Sunday, June 5, 2011

Fighting AIDS and drug use in Bangladesh

Fighting AIDS and drug use in Bangladesh, one needle at a time

UNICEF Image: Bangladesh fighting AIDS
© UNICEF/2006/Nettleton
Mosammat Sabera Yasmin, an influential peer educator in Bangladesh, shares her own family's problems with drugs to help raise community awareness of HIV and AIDS.
By Steve Nettleton
RAJSHAHI, Bangladesh, 25 August 2006 – Carrying a large umbrella to shield herself from the hot sun, Mosammat Sabera Yasmin walks along a narrow alley in a poor neighbourhood in this western Bangladeshi city. The young woman is visiting the house of a heroin addict who has just returned from rehab.
The recovering man’s wife prepares food as Ms. Yasmin checks on how the family is coping and talks about how to reduce the risk of getting infected with HIV, which has been spreading among injecting drug users in this area.
She knows firsthand what it’s like to live in this kind of family. Her own parents’ involvement with drugs has tainted Ms.
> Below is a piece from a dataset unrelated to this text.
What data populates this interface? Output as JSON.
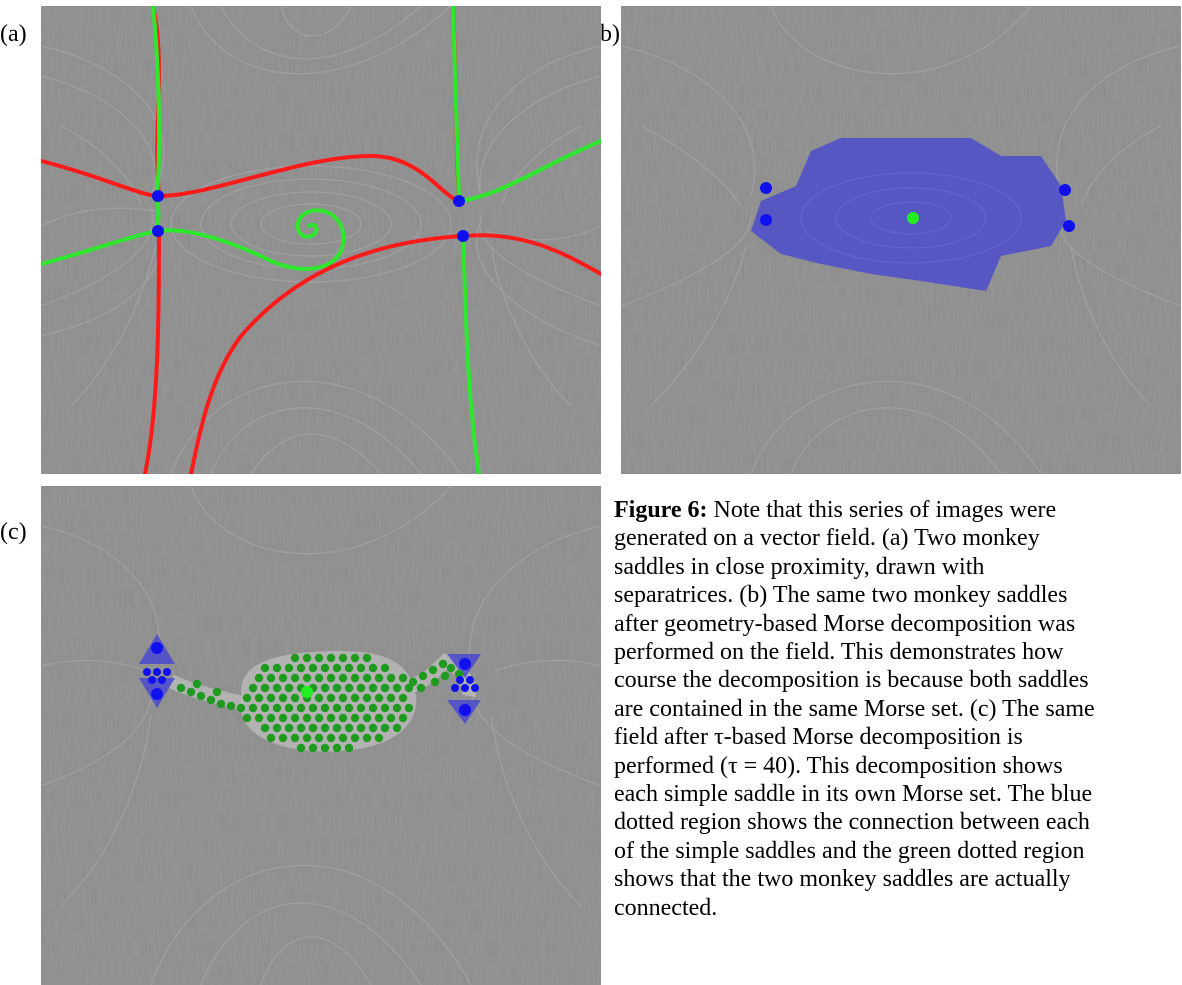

Yasmin with a social stigma.
“As my father was a victim of drug addiction, I had some idea of what really happens to such people – what problem the family has to face, how the children suffer, how it affects their social reputation,” she said. “So when I talk to people, I tell them that I also come from an affected family.”
Injecting drug users have few places to turn, and they are one of the groups most at risk of contracting and spreading HIV.
Rebuilding lives
Rickshaw driver Mohammad Dulal has been addicted to heroin for most of the last 13 years. His habit cost him his job and put an enormous strain on his family. Like most addicts, he often uses shared needles. He is trying to quit his habit at a rehab center in Rajshahi but says he cannot shake his cravings for the drug.
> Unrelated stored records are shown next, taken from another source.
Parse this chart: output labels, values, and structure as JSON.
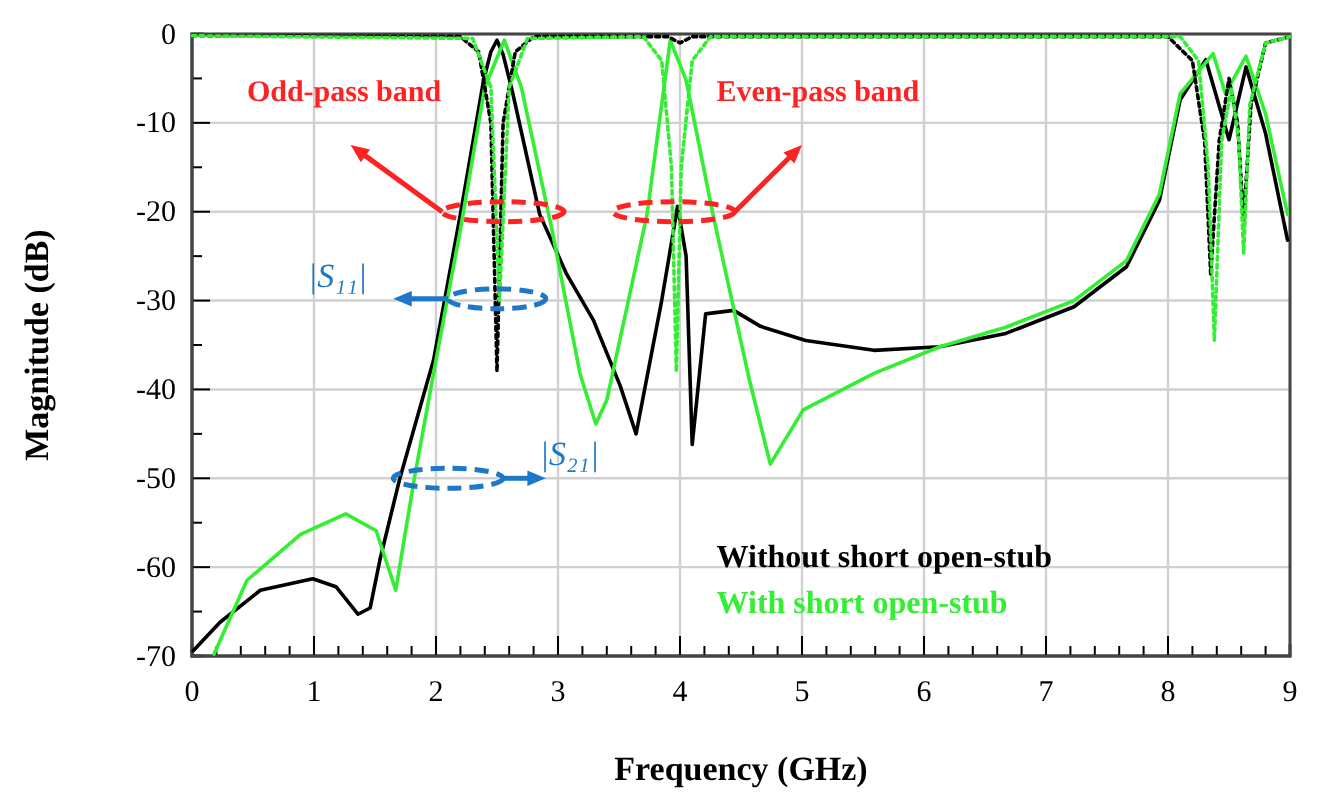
{
  "chart_data": {
    "type": "line",
    "xlabel": "Frequency (GHz)",
    "ylabel": "Magnitude (dB)",
    "xlim": [
      0,
      9
    ],
    "ylim": [
      -70,
      0
    ],
    "xticks": [
      0,
      {
        "value": 0.2,
        "label": null
      },
      {
        "value": 0.4,
        "label": null
      },
      {
        "value": 0.6,
        "label": null
      },
      {
        "value": 0.8,
        "label": null
      },
      1,
      {
        "value": 1.2,
        "label": null
      },
      {
        "value": 1.4,
        "label": null
      },
      {
        "value": 1.6,
        "label": null
      },
      {
        "value": 1.8,
        "label": null
      },
      2,
      {
        "value": 2.2,
        "label": null
      },
      {
        "value": 2.4,
        "label": null
      },
      {
        "value": 2.6,
        "label": null
      },
      {
        "value": 2.8,
        "label": null
      },
      3,
      {
        "value": 3.2,
        "label": null
      },
      {
        "value": 3.4,
        "label": null
      },
      {
        "value": 3.6,
        "label": null
      },
      {
        "value": 3.8,
        "label": null
      },
      4,
      {
        "value": 4.2,
        "label": null
      },
      {
        "value": 4.4,
        "label": null
      },
      {
        "value": 4.6,
        "label": null
      },
      {
        "value": 4.8,
        "label": null
      },
      5,
      {
        "value": 5.2,
        "label": null
      },
      {
        "value": 5.4,
        "label": null
      },
      {
        "value": 5.6,
        "label": null
      },
      {
        "value": 5.8,
        "label": null
      },
      6,
      {
        "value": 6.2,
        "label": null
      },
      {
        "value": 6.4,
        "label": null
      },
      {
        "value": 6.6,
        "label": null
      },
      {
        "value": 6.8,
        "label": null
      },
      7,
      {
        "value": 7.2,
        "label": null
      },
      {
        "value": 7.4,
        "label": null
      },
      {
        "value": 7.6,
        "label": null
      },
      {
        "value": 7.8,
        "label": null
      },
      8,
      {
        "value": 8.2,
        "label": null
      },
      {
        "value": 8.4,
        "label": null
      },
      {
        "value": 8.6,
        "label": null
      },
      {
        "value": 8.8,
        "label": null
      },
      9
    ],
    "yticks": [
      -70,
      {
        "value": -65,
        "label": null
      },
      -60,
      {
        "value": -55,
        "label": null
      },
      -50,
      {
        "value": -45,
        "label": null
      },
      -40,
      {
        "value": -35,
        "label": null
      },
      -30,
      {
        "value": -25,
        "label": null
      },
      -20,
      {
        "value": -15,
        "label": null
      },
      -10,
      {
        "value": -5,
        "label": null
      },
      0
    ],
    "grid": true,
    "legend": "bottom right",
    "annotations": [
      "Odd-pass band",
      "Even-pass band",
      "|S₁₁|",
      "|S₂₁|"
    ],
    "series": [
      {
        "name": "Without short open-stub",
        "color": "#000000",
        "line_style": "solid",
        "x": [
          0.01,
          0.23,
          0.56,
          0.99,
          1.18,
          1.36,
          1.46,
          1.54,
          1.7,
          1.98,
          2.2,
          2.39,
          2.45,
          2.5,
          2.55,
          2.63,
          2.85,
          3.07,
          3.29,
          3.51,
          3.64,
          3.85,
          3.98,
          4.05,
          4.1,
          4.21,
          4.44,
          4.66,
          5.03,
          5.59,
          6.13,
          6.67,
          7.23,
          7.66,
          7.93,
          8.1,
          8.31,
          8.5,
          8.64,
          8.8,
          8.98
        ],
        "values": [
          -69.4,
          -66.2,
          -62.6,
          -61.3,
          -62.2,
          -65.3,
          -64.6,
          -59.2,
          -50.2,
          -36.7,
          -20.3,
          -5.2,
          -2,
          -0.7,
          -2.3,
          -6.7,
          -20.3,
          -27,
          -32.2,
          -39.6,
          -45,
          -30,
          -19.4,
          -25,
          -46.2,
          -31.5,
          -31.1,
          -32.9,
          -34.5,
          -35.6,
          -35.2,
          -33.7,
          -30.7,
          -26.2,
          -18.7,
          -7.4,
          -2.9,
          -11.9,
          -3.7,
          -11.2,
          -23.2
        ]
      },
      {
        "name": "With short open-stub",
        "color": "#33ee33",
        "line_style": "solid",
        "x": [
          0.18,
          0.45,
          0.89,
          1.26,
          1.51,
          1.67,
          1.82,
          2.0,
          2.2,
          2.4,
          2.56,
          2.7,
          2.95,
          3.18,
          3.31,
          3.4,
          3.73,
          3.92,
          4.05,
          4.27,
          4.57,
          4.74,
          5.01,
          5.59,
          6.13,
          6.67,
          7.23,
          7.66,
          7.93,
          8.1,
          8.37,
          8.47,
          8.64,
          8.8,
          8.98
        ],
        "values": [
          -69.8,
          -61.5,
          -56.3,
          -54,
          -55.9,
          -62.6,
          -50.2,
          -36.7,
          -22,
          -6,
          -0.7,
          -6,
          -22,
          -38.2,
          -43.9,
          -41.2,
          -20.3,
          -0.7,
          -5.2,
          -20.3,
          -39,
          -48.4,
          -42.3,
          -38.2,
          -35.2,
          -33,
          -30,
          -25.5,
          -18,
          -6.7,
          -2.2,
          -6.7,
          -2.5,
          -9,
          -20.3
        ]
      },
      {
        "color": "#000000",
        "line_style": "dotted",
        "x": [
          0,
          2.2,
          2.35,
          2.45,
          2.5,
          2.55,
          2.65,
          2.8,
          3.9,
          4.0,
          4.1,
          8.0,
          8.2,
          8.3,
          8.35,
          8.42,
          8.5,
          8.57,
          8.62,
          8.68,
          8.8,
          9
        ],
        "values": [
          -0.2,
          -0.3,
          -2,
          -10,
          -38,
          -10,
          -2,
          -0.3,
          -0.3,
          -1,
          -0.3,
          -0.3,
          -3,
          -12,
          -27,
          -12,
          -5,
          -10,
          -21,
          -8,
          -1,
          -0.3
        ]
      },
      {
        "color": "#33ee33",
        "line_style": "dotted",
        "x": [
          0,
          2.3,
          2.45,
          2.52,
          2.6,
          2.75,
          3.7,
          3.85,
          3.93,
          3.97,
          4.01,
          4.1,
          4.25,
          8.1,
          8.25,
          8.33,
          8.38,
          8.44,
          8.52,
          8.58,
          8.62,
          8.67,
          8.8,
          9
        ],
        "values": [
          -0.2,
          -0.5,
          -6,
          -30,
          -6,
          -0.5,
          -0.3,
          -3,
          -15,
          -38,
          -15,
          -3,
          -0.3,
          -0.3,
          -3,
          -15,
          -34.5,
          -12,
          -6,
          -12,
          -24.7,
          -8,
          -1,
          -0.3
        ]
      }
    ]
  }
}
“In the past, if we found a drug user in our locality, we used to beat him up,” said Mr. Dulal. “But today I myself am taking drugs. I have to blame myself for this.”
A few blocks away, dozens of former drug users are hoping to see better success at a detox center run by the non-governmental organization PROVA. They will spend three months here, learning to regain their self-esteem and build the confidence to move on in life without drugs.
PROVA is one of about 90 NGOs getting support from the HIV/AIDS Prevention Project, a $12 million programme funded by the World Bank and the UK Department for International Development. UNICEF manages $5 million of this fund, directing NGOs to focus on prevention and awareness in high-risk groups, including injecting drug users, commercial sex workers and migrant workers.
Ignorance and stigma
Estimates of the number of people living with HIV/AIDS in Bangladesh range from 2,500 to 15,000, a wide gulf most likely resulting from the strong sense of shame Bangladeshi society attaches to the disease.
Peer educators like Ms. Yasmin are key to fighting ignorance and the stigma associated with HIV and AIDS here.
“I feel good that I can talk to people about the consequence of taking drugs and lead people towards the right path,” she said. “I asked people whether they wanted the same fate as my father. I told them that they should not suffer like him. Gradually, one after another began to realize the importance of our counselling.”